I genitori di Emma, dopo il primo impatto, si mobilitano e contattano Cinzia Messina, madre di Greta Berardi - 16enne transgender ravennate celebre per le sue battaglie civili - che nel 2021 ha fondato l'associazione 'Affetti oltre il genere' allo scopo di fornire informazioni sul tema dell’infanzia e dell’adolescenza transgender e di dare ascolto e supporto a genitori e famiglie durante le tappe del percorso di affermazione di genere. "Grazie al sostegno e alle dritte di Cinzia ho capito che mio figlio in realtà era mia figlia - spiega ancora Valentina - Abbiamo fatto un percorso prima a Ravenna e poi all'ospedale Careggi di Firenze, che ha confermato la diagnosi di disforia di genere. Il nome Emma è frutto di una scelta condivisa: mi ha chiesto "Mamma, come mi avresti chiamata se fossi stata una femmina?"; le ho detto Emma e a lei è piaciuto tantissimo".

A quel punto Emma deve "farsi conoscere" dai suoi compagni di scuola. "E' stato molto facile in realtà, siamo stati fortunati - racconta la madre - Abbiamo avuto un colloquio con i genitori e con la preside, sono stati tutti meravigliosi.

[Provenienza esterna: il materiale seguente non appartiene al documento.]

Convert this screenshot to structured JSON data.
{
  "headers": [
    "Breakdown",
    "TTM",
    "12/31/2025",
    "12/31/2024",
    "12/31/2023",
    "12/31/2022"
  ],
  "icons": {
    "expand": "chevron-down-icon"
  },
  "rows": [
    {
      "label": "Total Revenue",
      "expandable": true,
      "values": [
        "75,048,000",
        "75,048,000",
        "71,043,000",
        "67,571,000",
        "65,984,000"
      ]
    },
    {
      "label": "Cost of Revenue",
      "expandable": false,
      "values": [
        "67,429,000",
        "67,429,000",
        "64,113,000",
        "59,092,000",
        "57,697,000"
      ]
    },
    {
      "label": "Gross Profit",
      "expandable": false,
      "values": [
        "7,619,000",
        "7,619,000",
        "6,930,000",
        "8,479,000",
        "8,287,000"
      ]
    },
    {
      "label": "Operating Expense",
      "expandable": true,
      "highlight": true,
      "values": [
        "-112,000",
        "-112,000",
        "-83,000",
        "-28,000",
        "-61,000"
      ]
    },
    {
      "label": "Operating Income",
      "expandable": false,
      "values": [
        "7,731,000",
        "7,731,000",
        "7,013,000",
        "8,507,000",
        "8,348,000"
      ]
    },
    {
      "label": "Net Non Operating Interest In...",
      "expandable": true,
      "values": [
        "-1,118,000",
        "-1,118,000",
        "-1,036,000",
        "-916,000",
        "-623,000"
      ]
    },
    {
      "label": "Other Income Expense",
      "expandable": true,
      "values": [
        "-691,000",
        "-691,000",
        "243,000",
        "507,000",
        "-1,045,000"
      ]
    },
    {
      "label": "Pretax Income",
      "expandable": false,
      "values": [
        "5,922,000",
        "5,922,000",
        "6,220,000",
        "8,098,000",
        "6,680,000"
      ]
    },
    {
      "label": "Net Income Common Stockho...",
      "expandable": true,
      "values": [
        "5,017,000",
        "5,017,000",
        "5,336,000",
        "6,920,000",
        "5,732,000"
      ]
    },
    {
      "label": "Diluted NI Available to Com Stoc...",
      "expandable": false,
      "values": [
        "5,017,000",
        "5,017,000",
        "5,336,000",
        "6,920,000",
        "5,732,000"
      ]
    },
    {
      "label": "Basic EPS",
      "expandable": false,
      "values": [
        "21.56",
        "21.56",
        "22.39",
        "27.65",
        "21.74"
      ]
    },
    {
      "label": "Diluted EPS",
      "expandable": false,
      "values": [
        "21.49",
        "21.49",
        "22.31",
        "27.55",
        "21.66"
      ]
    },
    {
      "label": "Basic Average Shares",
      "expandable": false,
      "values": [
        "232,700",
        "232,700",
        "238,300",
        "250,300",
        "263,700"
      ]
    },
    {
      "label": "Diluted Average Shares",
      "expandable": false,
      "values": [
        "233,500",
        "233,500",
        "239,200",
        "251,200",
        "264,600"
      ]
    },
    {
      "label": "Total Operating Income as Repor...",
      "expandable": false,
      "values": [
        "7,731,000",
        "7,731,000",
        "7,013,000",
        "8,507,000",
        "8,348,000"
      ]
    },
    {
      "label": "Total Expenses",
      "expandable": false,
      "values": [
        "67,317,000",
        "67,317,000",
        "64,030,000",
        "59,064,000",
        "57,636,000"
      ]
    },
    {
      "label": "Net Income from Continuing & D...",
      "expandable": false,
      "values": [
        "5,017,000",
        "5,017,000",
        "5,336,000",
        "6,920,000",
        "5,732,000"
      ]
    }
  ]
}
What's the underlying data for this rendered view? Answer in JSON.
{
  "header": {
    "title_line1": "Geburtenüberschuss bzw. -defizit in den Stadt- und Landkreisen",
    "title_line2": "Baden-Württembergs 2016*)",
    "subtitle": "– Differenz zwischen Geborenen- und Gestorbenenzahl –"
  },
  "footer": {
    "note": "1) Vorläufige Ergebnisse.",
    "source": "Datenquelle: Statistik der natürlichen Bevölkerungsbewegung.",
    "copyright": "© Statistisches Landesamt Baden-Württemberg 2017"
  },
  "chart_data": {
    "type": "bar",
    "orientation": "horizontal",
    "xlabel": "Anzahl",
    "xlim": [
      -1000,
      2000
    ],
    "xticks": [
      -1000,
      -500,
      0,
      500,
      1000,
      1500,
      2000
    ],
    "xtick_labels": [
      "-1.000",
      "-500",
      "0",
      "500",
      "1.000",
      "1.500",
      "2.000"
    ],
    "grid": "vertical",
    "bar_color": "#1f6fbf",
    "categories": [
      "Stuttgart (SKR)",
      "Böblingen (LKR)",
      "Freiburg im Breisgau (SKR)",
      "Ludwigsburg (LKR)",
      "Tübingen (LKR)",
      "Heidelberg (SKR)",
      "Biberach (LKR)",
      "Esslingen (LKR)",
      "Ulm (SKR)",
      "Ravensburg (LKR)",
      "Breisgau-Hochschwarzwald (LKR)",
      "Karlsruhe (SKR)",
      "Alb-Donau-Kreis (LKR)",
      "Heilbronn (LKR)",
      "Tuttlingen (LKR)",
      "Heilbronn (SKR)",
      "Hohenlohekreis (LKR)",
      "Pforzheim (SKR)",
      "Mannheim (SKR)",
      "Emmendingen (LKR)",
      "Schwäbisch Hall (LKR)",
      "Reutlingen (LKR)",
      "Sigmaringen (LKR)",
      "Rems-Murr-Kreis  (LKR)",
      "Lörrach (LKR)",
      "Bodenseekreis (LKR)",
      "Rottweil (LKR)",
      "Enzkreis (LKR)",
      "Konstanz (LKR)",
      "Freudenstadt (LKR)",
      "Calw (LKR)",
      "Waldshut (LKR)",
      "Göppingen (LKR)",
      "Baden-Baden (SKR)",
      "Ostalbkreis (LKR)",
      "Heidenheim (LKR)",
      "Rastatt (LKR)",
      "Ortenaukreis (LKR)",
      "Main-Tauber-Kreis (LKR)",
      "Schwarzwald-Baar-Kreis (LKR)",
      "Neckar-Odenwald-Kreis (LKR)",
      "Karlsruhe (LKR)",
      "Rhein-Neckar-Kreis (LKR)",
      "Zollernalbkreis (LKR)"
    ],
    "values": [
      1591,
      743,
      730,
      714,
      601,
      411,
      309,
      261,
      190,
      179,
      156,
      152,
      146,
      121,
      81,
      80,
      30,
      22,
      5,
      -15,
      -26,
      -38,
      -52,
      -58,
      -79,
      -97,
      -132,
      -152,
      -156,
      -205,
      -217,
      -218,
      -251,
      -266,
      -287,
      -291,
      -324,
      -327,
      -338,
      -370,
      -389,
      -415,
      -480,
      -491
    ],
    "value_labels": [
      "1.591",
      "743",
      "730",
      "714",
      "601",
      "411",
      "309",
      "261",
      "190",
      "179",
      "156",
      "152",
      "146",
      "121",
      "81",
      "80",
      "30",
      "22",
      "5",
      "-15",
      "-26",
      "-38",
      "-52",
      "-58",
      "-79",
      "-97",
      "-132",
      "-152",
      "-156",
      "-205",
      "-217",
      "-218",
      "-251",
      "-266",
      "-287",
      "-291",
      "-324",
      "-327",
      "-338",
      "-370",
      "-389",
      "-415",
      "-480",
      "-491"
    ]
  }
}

Con i compagni di classe è stato ancora più facile: Emma si era già confidata con alcune di loro, e loro le dicono "Emma non ci interessa se sei maschio o femmina, basta che giochiamo insieme!". Anche le sue sorelle l'avevano capito già prima di noi, e oggi sono le sue prime sostenitrici. A me dispiace solo che se me ne fossi accorta prima le avremmo risparmiato un sacco di mortificazioni. Ora lei sta benissimo, è felice e finalmente ride, mentre prima non rideva mai. Ancora soffre quando qualcuno la confonde per un bambino però, ma sembra non abbattersi, anzi, sa come difendersi. E anche io mi sento una persona migliore, prima ero un po' "bacchettona" e giudicavo molto, adesso mi sento più aperta verso tutti i tipi di diversità e ho smesso di giudicare. Grazie a Emma abbiamo imparato a guardare oltre a quello che si vede fuori e a guardare dentro alla persona".